Saturday, July 15, 2017

How-to: Capture and Ingest Windows Event Logs Using NiFi

One of the use cases I wanted to prove out was the consumption of Windows Event logs. For this proof-of-concept I am using Apache NiFi. The walk-through will reference other posts that cover individual components of this approach.

This article focuses on collecting event data from the local host and landing the data in both the local Windows file system as well as in HDFS.

Future posts will dive into using MiNiFi for remote hosts, as well as, methods to visualize these event data.

My setup:

  • Hadoop cluster based on Hortonworks HDP 2.6
    • CentOS 7
  • Windows 10 PC
    • Windows Subsystem for Linux enabled
    • MobaXterm
    • WinSCP

Following are the basic steps:
  1. Verify that Java JDK is installed and JAVA_HOME environment variable is set
  2. Download, install, and configure NiFi on a Windows host
  3. Develop and configure the NiFi process
  4. Run the NiFi job
  5. Validate that data are captured as expected

Download, Install, Configure, and Run NiFi on a Windows Host

The  "Getting Started Guide" on Apache's website is straightforward - I've abbreviated the portions needed for this use case.

From the Downloads page select the appropriate version of the binary .zip (for this example I used 1.3.0). If you use a different version, modify the oaths used accordingly.
  1. Extract .zip to your desired location
  2. The default port for NiFi is 8080
    • Since 8080 is a popular port for for web-enabled applications, you may want to change the port on which NiFi listens
    • The port can be configured in the nifi.properties file:

      <install directory>\nifi-1.3.0\conf\nifi.properties

      # web properties #

      nifi.web.http:port=8080
       
  3. Copy the core-site.xml and hdfs-site.xml configuration files to the Windows file system.
    • This is only necessary if you are landing the data in HDFS
    • In my setup, these files are located in /etc/hadoop/conf/. Depending on your Hadoop implementation, there may be slight variations
    • Windows Subsystem for Linux now has support for SCP. Alternatively, you can use MobaXterm to transfer files between windows and Linux systems
    • Use WinSCP to get core-site.xml and hdfs-site.xml to Windows. I placed mine in <install directory>\nifi-1.3.0\conf\ with the rest of the NiFi configuration files. It doesn't matter where you place them, as long as we can navigate to them later
  4. Start NiFi 
    • Open a CMD prompt with administrator permissions
    • Navigate to <install directory>\nifi-1.3.0\bin\ and execute run-nifi.bat 
    • You should see a screen like this:
       

Develop and Configure the NiFi Process

NiFi uses Processors to do work. Creating a combination of Processors provides a powerful way to manage data flows. Windows event log data is presented as XML. This process will take the XML and transform it to JSON, flatten that JSON, and store that data for future use.
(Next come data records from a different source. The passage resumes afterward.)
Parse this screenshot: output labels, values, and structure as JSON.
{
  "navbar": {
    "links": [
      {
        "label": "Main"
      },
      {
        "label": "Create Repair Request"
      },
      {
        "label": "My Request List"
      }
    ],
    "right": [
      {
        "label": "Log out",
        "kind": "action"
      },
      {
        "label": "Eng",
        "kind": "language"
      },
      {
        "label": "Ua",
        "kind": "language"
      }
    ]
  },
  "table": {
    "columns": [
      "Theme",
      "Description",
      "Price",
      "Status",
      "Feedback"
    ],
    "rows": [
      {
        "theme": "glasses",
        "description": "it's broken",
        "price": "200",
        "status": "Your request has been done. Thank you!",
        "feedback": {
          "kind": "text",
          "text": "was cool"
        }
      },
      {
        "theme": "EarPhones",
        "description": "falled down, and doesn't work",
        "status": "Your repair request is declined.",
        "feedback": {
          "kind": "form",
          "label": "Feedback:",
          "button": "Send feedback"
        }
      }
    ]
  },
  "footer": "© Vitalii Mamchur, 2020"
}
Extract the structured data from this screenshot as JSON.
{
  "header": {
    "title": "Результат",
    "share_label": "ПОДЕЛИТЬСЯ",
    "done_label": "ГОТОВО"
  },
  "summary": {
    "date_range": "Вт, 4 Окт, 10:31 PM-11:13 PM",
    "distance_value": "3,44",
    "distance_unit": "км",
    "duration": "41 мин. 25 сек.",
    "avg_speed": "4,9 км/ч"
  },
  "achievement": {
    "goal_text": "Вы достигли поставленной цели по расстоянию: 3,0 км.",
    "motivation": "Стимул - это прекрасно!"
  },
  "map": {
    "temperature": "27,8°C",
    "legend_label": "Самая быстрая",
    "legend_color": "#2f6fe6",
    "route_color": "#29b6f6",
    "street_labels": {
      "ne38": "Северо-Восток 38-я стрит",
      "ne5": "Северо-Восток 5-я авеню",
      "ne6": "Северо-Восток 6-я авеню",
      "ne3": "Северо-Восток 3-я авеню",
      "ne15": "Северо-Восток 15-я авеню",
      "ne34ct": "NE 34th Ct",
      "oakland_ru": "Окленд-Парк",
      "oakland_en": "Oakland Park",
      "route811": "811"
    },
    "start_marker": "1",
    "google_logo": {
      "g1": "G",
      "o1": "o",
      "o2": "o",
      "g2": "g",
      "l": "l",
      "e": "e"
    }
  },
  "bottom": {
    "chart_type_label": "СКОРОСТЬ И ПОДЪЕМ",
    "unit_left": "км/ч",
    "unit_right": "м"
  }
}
Processors are added dragging the processor icon onto the NiFi canvas. At that point you are prompted to select the processor to be used. 



  1. Get setup to consume Windows Event data
    • Apply permissions in Windows to allow programmatic access to the event data channel(s)
      • There are instructions linked on the processor help screen, but to keep as much of this in one place as possible, I've included a grief explanation here
      • Open a new Administrator permission version of CMD and use these commands to get info and apply permissions
      • wmic useraccount get name,sid

        (in some cases you may still will not have permission to access this data. If so, use this command instead to show the logged-in user's info)

        whoami /user

        ...at least one of these commands will return the info needed - your SID value
      • wevtutil gl <CHANNEL>

        ...where <CHANNEL> is the event channel to which NiFi will listen. This command displays the current permissions for listening to the channel provided. You should see a result something like this: 









      • wevtutil sl Security /ca:O:BAG:SYD:(A;;0xf0005;;;SY)(A;;0x5;;;BA)(A;;0x1;;;S-1-5-32-573)
      • Channels are equivalent to the logs you see in Windows Event Viewer (Application, Security, etc.). For my case, I used the 'Security' channel


      • wevtutil sl Security /ca:O:BAG:SYD:(A;;0xf0005;;;SY)(A;;0x5;;;BA)(A;;0x1;;;S-1-5-32-573)(A;;0x1;;; <SID
    • Develop the XPath Query for the events of interest
      • The easiest way to do this is to open the Windows Event Viewer and select the desired options by using Filter Current Log


      • After making your filter selections, click on the XML tab and copy the XPath query




  2. Add ConsumeWindowsEventLog processor

  3. Add TransformXML processor

  4. Add JoltTransform processor

  5. Add a second JoltTransform processor

  6. Add PutHDFS processor

  7. Add PutFile processor


Run the NiFi Job


Validate that Data are Captured as Expected



How-to: Setup Java JDK on Windows for Development Purposes

Most of the posts I make here will have a Java component. With that in mind, it makes sense that there be some information about making sure that is installed an configured correctly. You can always go direct to the source, but since you are here, I've included the basics.

If you are going to be doing development on a Windows computer, these are the basic steps you need to complete to ease you along:
  1. Download the JDK needed
  2. Install the JDK
  3. Set the JAVA_HOME environment variable
  4. Add the JDK's /bin folder to the PATH environment variable

Download the JDK

On this page there is a lot of good information that can help you determine what to do next. Sometimes all of that info is too much info. In this case, we are going to install JDK 8. 
  1. Navigate to Oracle's Java Downloads page
  2. Click the Java icon for Java Platform (JDK) 8uXXX 
  3. Check the radio button to 'Accept the License Agreement' in the middle of the page
  4. Click on the JDK you want to download (Windows x86 or x64), in this case, jdk-8u131-windows-x64.exe

Install the JDK

  1. Once the .exe installer is downloaded, run it
  2. Unless you have a compelling reason, it is easiest to stick with the default install path
  3. Select the default selections, unless you know why you need to make changes

Set the JAVA_HOME Environment Variable

  1. Get the path to the JDK root folder

  2. Navigate to the environment variables. In Windows 10, right-click Start icon and select System and then choose Advanced System Settings



    ~or~

    left-click Start and start typing 'Environment' until Edit the System Environment Variables appears as an option. Select that option


  3. Create and set the environment variable.
    Variable Name: JAVA_HOME
    Variable Value: C:\Program Files\Java\jdk1.8.0_131

  4. Click OK two times to save the changes

Add JDK /bin folder to the PATH

  1. To add the /bin folder to the PATH variable, select it from the same dialogue box from where you created the JAVA_HOME variable
  2. Select the PATH variable and click Edit...
  3. Add the same path used in the JAVA_HOME variable, but add the subfolder /bin to the end of that path. Your new value should be something like this:

    C:\Program Files\Java\jdk1.8.0_131\bin